Lunes 31 de diciembre 2001


Comentando
El ciclo de vida de los escándalos
Rodolfo Chang Peña* 

En El Salvador, la mayoría de los escándalos -delitos diversos cometidos en ciertos niveles sociales y políticos que se vuelven sonados por el tipo de ciudadanos que involucran, como por ejemplo el secuestro, violación y asesinato de la niña Katya Miranda, caso FINSEPRO/INSEPRO, faltantes en FEDEFUT, títulos fraudulentos (uso de documentos falsos y ejercicio ilegal de una profesión), robo de fertilizantes en una bodega del Banco de Fomento Agropecuario, caso del Ingenio El Carmen y el paro acompañado de violencia y desórdenes causado por los transportistas- sigue invariablemente una serie de pasos, que casi pueden predecirse con anticipación. Evidentemente, la ocurrencia de estos hechos insólitos son la causa de la falta de credibilidad del sistema encargado de la administración de la justicia, el descrédito de la clase política y la indiferencia casi olímpica de los habitantes a los comicios que se dan de tarde en tarde.
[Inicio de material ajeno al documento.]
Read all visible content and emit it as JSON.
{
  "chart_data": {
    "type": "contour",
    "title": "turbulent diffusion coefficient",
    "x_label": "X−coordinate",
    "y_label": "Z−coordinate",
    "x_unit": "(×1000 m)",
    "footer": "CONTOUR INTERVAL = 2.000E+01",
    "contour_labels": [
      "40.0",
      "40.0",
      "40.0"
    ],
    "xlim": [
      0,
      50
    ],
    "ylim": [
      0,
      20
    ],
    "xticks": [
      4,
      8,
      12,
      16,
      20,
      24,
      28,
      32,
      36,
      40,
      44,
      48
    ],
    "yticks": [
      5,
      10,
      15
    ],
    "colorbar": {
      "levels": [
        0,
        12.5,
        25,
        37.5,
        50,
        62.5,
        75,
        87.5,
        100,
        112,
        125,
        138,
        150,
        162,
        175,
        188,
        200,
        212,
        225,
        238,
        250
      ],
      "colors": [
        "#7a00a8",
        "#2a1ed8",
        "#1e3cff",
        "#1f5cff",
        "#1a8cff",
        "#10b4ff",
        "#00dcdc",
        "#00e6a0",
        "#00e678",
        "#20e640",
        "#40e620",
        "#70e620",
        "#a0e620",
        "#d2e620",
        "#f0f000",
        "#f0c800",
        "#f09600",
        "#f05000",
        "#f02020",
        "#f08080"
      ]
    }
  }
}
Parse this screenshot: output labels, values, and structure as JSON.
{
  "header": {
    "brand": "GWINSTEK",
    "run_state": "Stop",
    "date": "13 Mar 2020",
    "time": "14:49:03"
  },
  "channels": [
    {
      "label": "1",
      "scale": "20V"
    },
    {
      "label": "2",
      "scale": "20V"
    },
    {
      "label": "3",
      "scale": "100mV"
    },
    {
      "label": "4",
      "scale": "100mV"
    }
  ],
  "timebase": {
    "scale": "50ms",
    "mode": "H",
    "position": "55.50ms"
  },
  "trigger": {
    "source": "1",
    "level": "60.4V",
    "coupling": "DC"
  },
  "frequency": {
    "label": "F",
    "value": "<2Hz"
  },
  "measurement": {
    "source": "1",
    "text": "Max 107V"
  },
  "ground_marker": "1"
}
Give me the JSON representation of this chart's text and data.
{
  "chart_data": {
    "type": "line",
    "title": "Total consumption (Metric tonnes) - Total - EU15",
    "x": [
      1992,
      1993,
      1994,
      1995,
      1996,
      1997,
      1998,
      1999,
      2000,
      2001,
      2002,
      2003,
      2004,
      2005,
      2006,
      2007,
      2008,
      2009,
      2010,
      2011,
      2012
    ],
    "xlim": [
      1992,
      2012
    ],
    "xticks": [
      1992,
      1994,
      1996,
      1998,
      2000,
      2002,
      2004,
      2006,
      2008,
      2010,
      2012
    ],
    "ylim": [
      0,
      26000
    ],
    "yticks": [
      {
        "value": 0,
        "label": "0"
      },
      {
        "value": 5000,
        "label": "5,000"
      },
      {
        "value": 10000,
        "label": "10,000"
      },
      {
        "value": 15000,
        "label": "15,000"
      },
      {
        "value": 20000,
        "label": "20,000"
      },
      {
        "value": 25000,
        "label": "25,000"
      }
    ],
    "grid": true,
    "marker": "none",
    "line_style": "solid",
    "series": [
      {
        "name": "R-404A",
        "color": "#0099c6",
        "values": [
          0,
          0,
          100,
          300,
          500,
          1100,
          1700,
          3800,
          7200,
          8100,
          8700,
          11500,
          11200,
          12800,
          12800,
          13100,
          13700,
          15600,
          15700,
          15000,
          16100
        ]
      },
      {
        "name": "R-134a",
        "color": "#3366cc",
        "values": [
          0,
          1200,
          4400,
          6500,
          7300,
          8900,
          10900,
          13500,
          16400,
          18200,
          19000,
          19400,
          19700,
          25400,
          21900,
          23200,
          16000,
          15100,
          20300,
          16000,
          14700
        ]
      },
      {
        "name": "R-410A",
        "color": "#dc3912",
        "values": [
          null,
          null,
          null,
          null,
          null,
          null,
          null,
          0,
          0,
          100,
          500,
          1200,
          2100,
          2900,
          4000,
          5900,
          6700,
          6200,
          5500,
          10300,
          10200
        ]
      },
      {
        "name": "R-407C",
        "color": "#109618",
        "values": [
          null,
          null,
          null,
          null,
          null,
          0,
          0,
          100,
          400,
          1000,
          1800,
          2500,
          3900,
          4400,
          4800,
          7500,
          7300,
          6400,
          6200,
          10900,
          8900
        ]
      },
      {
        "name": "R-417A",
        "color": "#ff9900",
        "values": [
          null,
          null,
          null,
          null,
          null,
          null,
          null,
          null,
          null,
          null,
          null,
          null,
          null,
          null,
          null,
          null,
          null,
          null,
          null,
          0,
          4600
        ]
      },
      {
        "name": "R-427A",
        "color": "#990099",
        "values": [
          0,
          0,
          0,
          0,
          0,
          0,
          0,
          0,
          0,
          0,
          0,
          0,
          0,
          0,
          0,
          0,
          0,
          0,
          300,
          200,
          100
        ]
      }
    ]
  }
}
La primera etapa se caracteriza por una polvareda sin precedentes, vuelan las plumas por todos lados, los medios de difusión del pensamiento hablan con profusión del asunto e inundan el ambiente con noticias, algunas truculentas. Las entrevistas por la TV, a su vez, se encargan de escarbar todavía más y se construyen verdaderos cerros de expectativas. Después de cierto tiempo, continúa la etapa de la investigación, que algunas veces se acompaña de algunas capturas (curiosamente casi siempre de peces flacos, ya que los gordos por alguna razón se esfuman como por encanto). Participan sin excepción la Fiscalía General de la República, algunas veces la Corte de Cuentas y de acuerdo con la magnitud del problema, hasta comisiones ad hoc nombradas por la Asamblea Legislativa. Se practican inefables inspecciones y reconstrucciones, aparecen y desaparecen testigos claves, de la noche a la mañana cobran notoriedad algunos elementos y gradualmente se prosigue con la etapa siguiente, la del silencio. Por lo común empiezan a surgir parientes y familiares de los imputados, defensores, amigos y hasta políticos. Para variar, casi todos la emprenden contra el dedo acusador en vez de demostrar la inocencia. Por supuesto que no faltan los argumentos que fulano es gente de bien, que se trata de una campaña de calumnias, envidias personales, malentendidos y confusiones. La última etapa del escándalo la dirime un juez o jueza, que contrariamente a todos los pronósticos, ordena la libertad de los reos por falta de pruebas, hecho que contrasta con la abrumadora cantidad de elementos en contra que se mencionan al principio. Y si el problema llega a la vista pública, salvo raras excepciones, el jurado de conciencia absuelve a los indiciados (en ocasiones han sido liberados delincuentes confesos, lo que también no causa extrañeza).

Es natural que el ciclo de vida de los escándalos produzca grandes dudas e interrogantes en la población. La gente se pregunta por ejemplo: ¿Será que es mentira lo que divulgan la radio, la TV y la prensa escrita? ¿La investigación del delito sigue siendo ineficaz como en el pasado? ¿Será que El Salvador posee los mejores abogados defensores del mundo, capaces de probar que los terroristas suicidas actúan en legítima defensa? ¿Existe excesiva politización de los casos penales?